Christie’s is to auction Head of a Woman (Gordina de Groot) (March-April 1885) in London on 28 February, with an estimate of £1m-£2m. The picture is a revelation, since it has been hidden away in a family collection for 120 years.
Although Van Gogh completed dozens of paintings of heads of peasants in the village of Nuenen in 1884-85, the only sitter whom he named in his letters was Gordina de Groot (1855-1927), who was about to turn 30. At this time he was setting out to paint “heads of the people”, a term he used in English and the title of a series of illustrations in The Graphic, a weekly newspaper published in London. Gordina is also depicted as one of the family gathered for a meal in Van Gogh’s first early masterpiece, The Potato Eaters (April-May 1885).
Vincent’s contacts with Gordina caused a scandal in the village. He complained in a letter to his brother Theo in September 1885 that “this last fortnight I’ve had a great deal of trouble with the reverend gentlemen of the priesthood”, who warned that he “shouldn’t be too familiar with people beneath my station”.
Vincent went on to explain the real problem: “A girl I’d often painted was having a child and they thought it was mine, although it wasn’t me.” He concluded that “knowing the facts of the matter from the girl herself”, the man was a member of the priest’s congregation.
On 20 October 1885 Gordina, who was unmarried, had a son, Cornelis. The birth certificate does not name the father. We will never know what happened, but it seems unlikely that Vincent was responsible. He later suggested that the father had been a cousin of Gordina.
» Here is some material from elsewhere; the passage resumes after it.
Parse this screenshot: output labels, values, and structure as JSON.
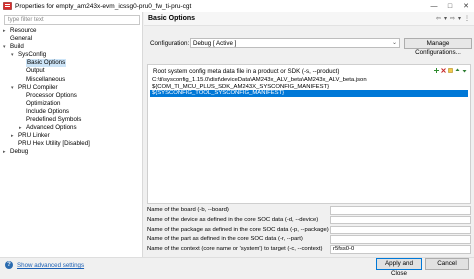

The Christie’s catalogue entry on the painting comments on the accusation: “While he [Van Gogh] vehemently denied these claims, the present work nevertheless suggests a particular tenderness between artist and sitter, evident in the potency of her stare.”
Head of a Woman was among 40 paintings that Van Gogh left behind when he departed for Antwerp in November 1885. The crate containing his pictures was nearly abandoned, but in 1902 its entire contents were apparently sold by a carpenter for one guilder (less than £1) to a Breda junk dealer. The following year they were acquired by the Rotterdam art dealer Christiaan Oldenzeel, who spotted their potential.
In 1903 the Rotterdam dealer sold Head of a Woman to The Hague-based banker Henri Daniel Pierson (1856-1943). Their family bank eventually became part of ABN AMRO, today the third largest Dutch bank. Astonishingly, the Van Gogh work remained for well over a century in the Pierson family and is now being sold by some of the great-grandchildren, who are based in Switzerland. The estimate (£1m-£2m) reflects the fact that Van Gogh’s Dutch paintings do not fetch the enormous sums of his later French works.
The portrait was painted on canvas, but was mounted on a wooden panel before 1903.
The re-emergence of Head of a Woman will generate considerable excitement among Van Gogh specialists. Its existence had long been virtually unknown, since it was only exhibited once, in Zurich in 1943, during the Second World War. A black-and-white photograph was first published in the 1970 catalogue of Van Gogh’s work by Jacob Baart de la Faille.
The Christie’s sale offers the first opportunity to see the painting published in colour (on the Christie’s website and here) and to view it in London (22-27 February) before the auction. It was also briefly on display in Hong Kong earlier this month, an indication that it could sell to an Asian buyer.
Other Van Gogh news:
Two new books are of interest. Van Gogh: Masterpieces from the Kröller-Müller Museum is the English-language edition of the catalogue of an exhibition at Rome’s Palazzo Bonaparte (until 26 March). It will be published on 30 March by Skira.
An Italian Impressionist in Paris: Giuseppe De Nittis, the catalogue of an exhibition which closed this week at the Phillips Collection in Washington, DC, examines the work of an artist whom Van Gogh admired. In 1875 he made a tiny sketch of a De Nittis painting of London’s Westminster Bridge.